第129話
*
さて、どうしたものだろうか……。
七月の中旬、俺は道場で一人考え事をしていた。
「まさか……3日連続で予定が入るとは……」
夏休みが目前に迫った俺は、夏休みの最初の週の予定を見て頭を悩ませていた。
まさか、三人から買い物に誘われるとは思っても見なかった。
正直3日連続で遊びに行くほどの小遣いを俺は持ってなどいない。
事の始まりは茜さんから買い物に付き合えと言われたことだった。
なんでも高校生最後の夏休みを有意義に過ごすために水着を買いに行くらしいのだが、男の意見が欲しいそうで、俺は無理やり一緒に買い物に行くことになってしまった。
「茜さん無理やりなんだもんなぁ……」
その後、道場から帰る城崎さんから普通に買い物に誘われてしまった。
まぁ可愛い後輩の頼みなので別に良いかと思い、引き受けたのだが……まさか茜さんとの日程の翌日とは思わなかった。
「城崎さんはまぁ良いけど……問題はあのアホだな」
最後に俺を買い物に誘って……というか無理やり連れて行こうとしているのは初白だ。
あのアホ、「先輩夏休みどうせ暇ですよね?」なんて言って、無理やり約束させやがって……。
「はぁ……とりあえず先立つ物が必要だな、バイトするか……」
なんにせよ、約束は約束だ。
小遣いもあまり無いし、約束の前に金を稼がないとな。
「ここは竹内さんに頼んで見るか……」
竹内さんは色々なところに顔が効く。
だから普通に募集していないようなアルバイトを偶に紹介してくれたりする。
大変だけど結構高額なアルバイトも多く、たまに俺はアルバイトを紹介してもらっている。
稽古終了後、俺は竹内さんに事情を話し、何か良いアルバイトはないかを聞いた。
「なるほどな! よし俺に任せておけ!」
「すいません、いつもありがとうございます」
「兄貴! お疲れ様です! 飲み物を持ってきました!」
「どうしたんですか? 島並さんも竹内さんも何を話ていたんですか?」
俺と竹内さんが話をしていると、悟と大島が飲み物とタオルを持ってやってきた。
「あぁ、ちょっと竹内さんにバイトを紹介してもらおうと思ってな」
「バイトですか? 兄貴金に困ってるんですか?」
「まぁな、色々金が入用でな」
「お前らもバイト紹介してほしかったらいつでも言えよ、単発のバイトならいつでも紹介してやるぞ」
「本当ですか! 実は俺、香奈とのデート資金が欲しくて……」
「俺も遊びに行く金が欲しいんですよ、竹内さんお願いします!」
「おう、任せろ!」
この二人が道場に通い初めてもう一週間、既に道場の連中とも打ち解けており、竹内さんとも仲良くなっていた。
まぁ、入って初日に力の差を見せつけられて、この人には逆らわない方が良いと思ったのかもしれないが。
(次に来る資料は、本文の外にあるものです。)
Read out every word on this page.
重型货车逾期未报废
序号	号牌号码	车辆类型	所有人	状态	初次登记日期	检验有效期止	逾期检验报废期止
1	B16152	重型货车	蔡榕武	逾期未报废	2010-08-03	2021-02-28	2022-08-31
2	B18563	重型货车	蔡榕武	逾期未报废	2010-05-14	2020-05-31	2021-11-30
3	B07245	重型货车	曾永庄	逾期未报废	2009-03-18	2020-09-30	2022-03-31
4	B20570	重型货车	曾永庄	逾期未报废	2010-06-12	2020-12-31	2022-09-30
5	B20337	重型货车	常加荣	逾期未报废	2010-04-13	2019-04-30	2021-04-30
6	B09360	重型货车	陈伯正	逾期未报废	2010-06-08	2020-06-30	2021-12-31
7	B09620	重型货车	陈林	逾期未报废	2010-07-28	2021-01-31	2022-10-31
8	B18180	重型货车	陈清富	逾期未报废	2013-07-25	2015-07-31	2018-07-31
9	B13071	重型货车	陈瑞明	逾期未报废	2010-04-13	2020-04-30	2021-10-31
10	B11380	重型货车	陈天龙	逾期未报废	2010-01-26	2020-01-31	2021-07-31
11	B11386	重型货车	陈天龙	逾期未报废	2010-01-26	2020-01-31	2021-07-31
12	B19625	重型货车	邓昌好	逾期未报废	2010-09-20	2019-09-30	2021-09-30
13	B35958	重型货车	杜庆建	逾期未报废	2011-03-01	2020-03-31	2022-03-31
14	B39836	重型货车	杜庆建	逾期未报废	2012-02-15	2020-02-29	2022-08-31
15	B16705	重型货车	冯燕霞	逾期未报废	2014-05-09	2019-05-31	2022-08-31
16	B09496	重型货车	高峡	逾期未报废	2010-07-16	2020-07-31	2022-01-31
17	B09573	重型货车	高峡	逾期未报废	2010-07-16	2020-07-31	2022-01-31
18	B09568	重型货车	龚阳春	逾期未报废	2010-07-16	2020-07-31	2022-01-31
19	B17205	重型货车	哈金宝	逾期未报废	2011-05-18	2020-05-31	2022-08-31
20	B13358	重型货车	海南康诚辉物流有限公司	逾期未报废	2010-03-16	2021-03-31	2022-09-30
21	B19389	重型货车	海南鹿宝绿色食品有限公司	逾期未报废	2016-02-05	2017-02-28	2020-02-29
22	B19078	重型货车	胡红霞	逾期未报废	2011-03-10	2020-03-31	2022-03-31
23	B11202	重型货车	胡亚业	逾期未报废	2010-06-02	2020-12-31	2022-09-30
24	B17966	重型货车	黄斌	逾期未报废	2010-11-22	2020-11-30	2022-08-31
「しっかし、平斗にも弟分が出来るとはなぁ〜俺は嬉しいぞ!」
「からかわないでくださいよ」
ニヤニヤしながらそういう竹内さん。
全く何が嬉しいんだか……。
あの事件の傷はすっかり良くなり、俺は城崎さんの指導に戻り、悟と大島の二人は基礎練習を始めていた。
悟と大島を見てくれているのは、現在は父さんだ。
基礎的な練習を終えたあと、俺が二人の指導を担当することになっている。
二人ともやる気があり、お互いに競い合って練習をしているためか成長が早い。
親父も二人を褒めていた。
「なんにせよ、慕ってくれてるやつは大切にしろよ」
「………そんなのわかってますよ」
俺の兄貴分も弟を大切にする人だったから、こいつらの気持ちは少なからずわかる。